US BASES MUST BE WITHDRAWN TO END CRIMES
On the following day October 17, a protest rally was held to express anger in front of the Camp Zukeran where headquarters of the US troops in Okinawa is stationed. Governor Nakaima Hirokazu visited the Ministry of Defense in Tokyo to protest, rigorously accusing the rape case and referring to it as 'mad and insane'. The governor demanded to revise the SOFA.
On October 22 the prefecture assembly unanimously adopted a resolution of protest and an argument letter. The resolution points out that, in addition to the forced deployment of the tilt-rotor MV22 Ospreys, a local woman was sexually assaulted and thus residents cannot keep patience anymore and that people demand a total withdrawal of the US bases from the islands.
Discrimination Lies behind Crimes
Governor Nakaima visited the United States and made a strong protest to Assistant Secretary of State Kurt M. Campbell (for East Asia and Pacific Affairs) and Assistant Secretary of Defense Mark Lippert (Asia and Pacific Security Affairs), handing a letter of demand. It says '(Governor) requests the US authorities to order a stricter discipline and take concrete and effective measures to prevent a recurrence of similar incidents'.
In the Okinawan archipelago an extraordinary number of inhabitants were killed in the ground combat operations. It was the sole stage of a land war during the Asia-Pacific War.

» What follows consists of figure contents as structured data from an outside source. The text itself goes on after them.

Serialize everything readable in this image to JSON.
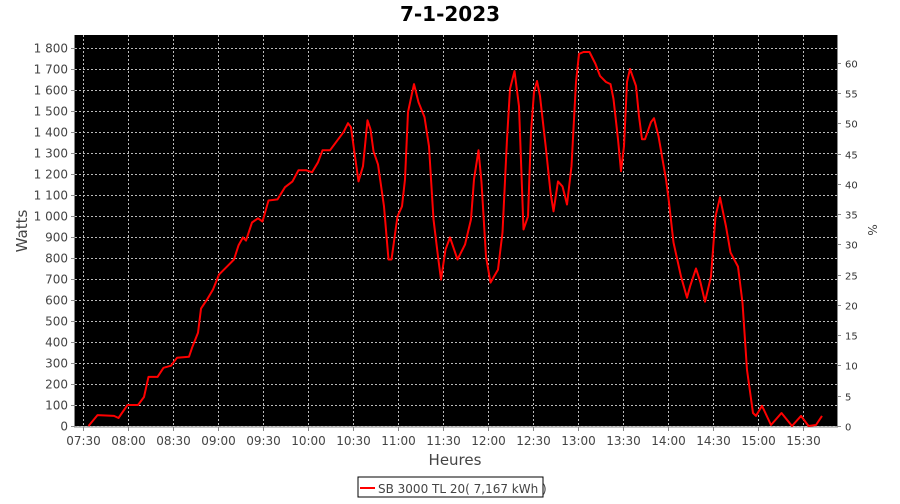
{
  "chart_data": {
    "type": "line",
    "title": "7-1-2023",
    "xlabel": "Heures",
    "ylabel": "Watts",
    "y2label": "%",
    "xlim": [
      "07:25",
      "15:53"
    ],
    "ylim": [
      0,
      1862
    ],
    "y2lim": [
      0,
      64.6
    ],
    "x_ticks": [
      "07:30",
      "08:00",
      "08:30",
      "09:00",
      "09:30",
      "10:00",
      "10:30",
      "11:00",
      "11:30",
      "12:00",
      "12:30",
      "13:00",
      "13:30",
      "14:00",
      "14:30",
      "15:00",
      "15:30"
    ],
    "y_ticks": [
      0,
      100,
      200,
      300,
      400,
      500,
      600,
      700,
      800,
      900,
      1000,
      1100,
      1200,
      1300,
      1400,
      1500,
      1600,
      1700,
      1800
    ],
    "y_tick_labels": [
      "0",
      "100",
      "200",
      "300",
      "400",
      "500",
      "600",
      "700",
      "800",
      "900",
      "1 000",
      "1 100",
      "1 200",
      "1 300",
      "1 400",
      "1 500",
      "1 600",
      "1 700",
      "1 800"
    ],
    "y2_ticks": [
      0,
      5,
      10,
      15,
      20,
      25,
      30,
      35,
      40,
      45,
      50,
      55,
      60
    ],
    "grid": true,
    "background": "#000000",
    "legend_position": "bottom",
    "series": [
      {
        "name": "SB 3000 TL 20( 7,167 kWh )",
        "color": "#ff0000",
        "x": [
          "07:34",
          "07:40",
          "07:51",
          "07:54",
          "08:00",
          "08:07",
          "08:11",
          "08:14",
          "08:20",
          "08:24",
          "08:29",
          "08:33",
          "08:41",
          "08:43",
          "08:47",
          "08:49",
          "08:53",
          "08:57",
          "09:01",
          "09:07",
          "09:11",
          "09:14",
          "09:17",
          "09:19",
          "09:23",
          "09:27",
          "09:30",
          "09:34",
          "09:40",
          "09:45",
          "09:50",
          "09:54",
          "09:59",
          "10:03",
          "10:07",
          "10:10",
          "10:15",
          "10:20",
          "10:24",
          "10:27",
          "10:29",
          "10:31",
          "10:34",
          "10:37",
          "10:40",
          "10:42",
          "10:44",
          "10:47",
          "10:51",
          "10:54",
          "10:56",
          "11:00",
          "11:03",
          "11:05",
          "11:07",
          "11:11",
          "11:14",
          "11:18",
          "11:21",
          "11:24",
          "11:27",
          "11:29",
          "11:32",
          "11:35",
          "11:40",
          "11:45",
          "11:49",
          "11:51",
          "11:54",
          "11:56",
          "11:59",
          "12:02",
          "12:07",
          "12:10",
          "12:13",
          "12:15",
          "12:18",
          "12:21",
          "12:24",
          "12:27",
          "12:29",
          "12:31",
          "12:33",
          "12:35",
          "12:39",
          "12:42",
          "12:44",
          "12:47",
          "12:50",
          "12:53",
          "12:56",
          "12:59",
          "13:01",
          "13:04",
          "13:08",
          "13:12",
          "13:15",
          "13:19",
          "13:22",
          "13:24",
          "13:27",
          "13:29",
          "13:31",
          "13:33",
          "13:35",
          "13:39",
          "13:41",
          "13:43",
          "13:45",
          "13:49",
          "13:51",
          "13:54",
          "13:59",
          "14:01",
          "14:04",
          "14:09",
          "14:13",
          "14:15",
          "14:19",
          "14:22",
          "14:25",
          "14:29",
          "14:32",
          "14:35",
          "14:39",
          "14:42",
          "14:47",
          "14:50",
          "14:53",
          "14:57",
          "14:59",
          "15:03",
          "15:09",
          "15:16",
          "15:23",
          "15:29",
          "15:34",
          "15:39",
          "15:43"
        ],
        "values": [
          0,
          52,
          48,
          38,
          100,
          100,
          138,
          234,
          234,
          277,
          287,
          325,
          330,
          372,
          444,
          559,
          602,
          650,
          721,
          764,
          793,
          860,
          898,
          883,
          969,
          989,
          974,
          1074,
          1079,
          1137,
          1165,
          1218,
          1218,
          1208,
          1256,
          1313,
          1313,
          1361,
          1399,
          1442,
          1423,
          1318,
          1165,
          1237,
          1456,
          1413,
          1308,
          1246,
          1046,
          793,
          793,
          998,
          1046,
          1175,
          1495,
          1628,
          1542,
          1471,
          1332,
          984,
          807,
          697,
          840,
          898,
          793,
          864,
          984,
          1175,
          1313,
          1160,
          807,
          683,
          745,
          922,
          1366,
          1605,
          1690,
          1523,
          936,
          998,
          1399,
          1590,
          1643,
          1571,
          1318,
          1113,
          1022,
          1165,
          1141,
          1055,
          1237,
          1638,
          1772,
          1781,
          1781,
          1724,
          1667,
          1638,
          1628,
          1557,
          1366,
          1213,
          1332,
          1638,
          1700,
          1619,
          1475,
          1366,
          1366,
          1447,
          1466,
          1380,
          1175,
          1065,
          874,
          712,
          611,
          664,
          750,
          683,
          592,
          712,
          998,
          1089,
          950,
          826,
          759,
          587,
          267,
          62,
          48,
          96,
          5,
          62,
          0,
          48,
          0,
          5,
          48
        ]
      }
    ]
  }
}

It is 40 years since Okinawa returned under the jurisdiction of Japanese Government, but discriminatory measures have been implemented by the Government and major institutions of the mainland in the name of the Japan-US Alliance. The discriminatory structure remains the same today. One of the typical examples is the recent deployment of Ospreys in the Futenma Air Station of the US Marines.
The rape case occurred in the midst of day-by-day protest rallies against deployment of the military aircraft. The Japanese Government simply made a make-shift response, making 'a strong protest' and demanding 'a stricter discipline'.
Criminal acts involved by US soldiers have never ceased in Okinawa. From 1972 when the archipelago returned through 2009 in total 5,643 arrests were made, in which 562 cases were felonies, including rapes (the 2010 Statistics, Okinawa Prefecture Police Office). A rape is an offense subject to prosecution only on complaint from the victim and so no lawsuit can be filed without accusation from the victim. Therefore so many cases have been concealed. The actual number of crimes is far beyond the statistics. Such crimes are not limited to Okinawa, but extend across the nation, including Iwakuni and Yokosuka where US military bases are stationed.
As Long As Japan-US Security Treaty Exists
Those US soldiers accused by the Japanese police authorities have been well protected with extra-judicial treatment approved by the SOFA. As for criminal conducts, the US Martial Court laws precede and the Japanese Criminal Procedure Code does not work.
Under these circumstances US servicemen have repeated criminal acts. Since 1995 when a schoolgirl was raped by the US soldiers the US military has pledged to 'pay favorable respect to local people with an exception of during public missions', but the decision-making right is entrusted to the United States side.
As far as the government depends on the military alliance as a basis in the bilateral relations, Okinawa is regarded as a colony where extra-judicial rules control the residents and thus felonies involved by US soldiers do not end in real sense.
It is the time for the Government of Japan to immediately revise SOFA within the scope to abandon the bilateral Security Treaty and withdraw US bases and reexamine the so-called Omoiyari-yosan, 'a budget to favor the US military'.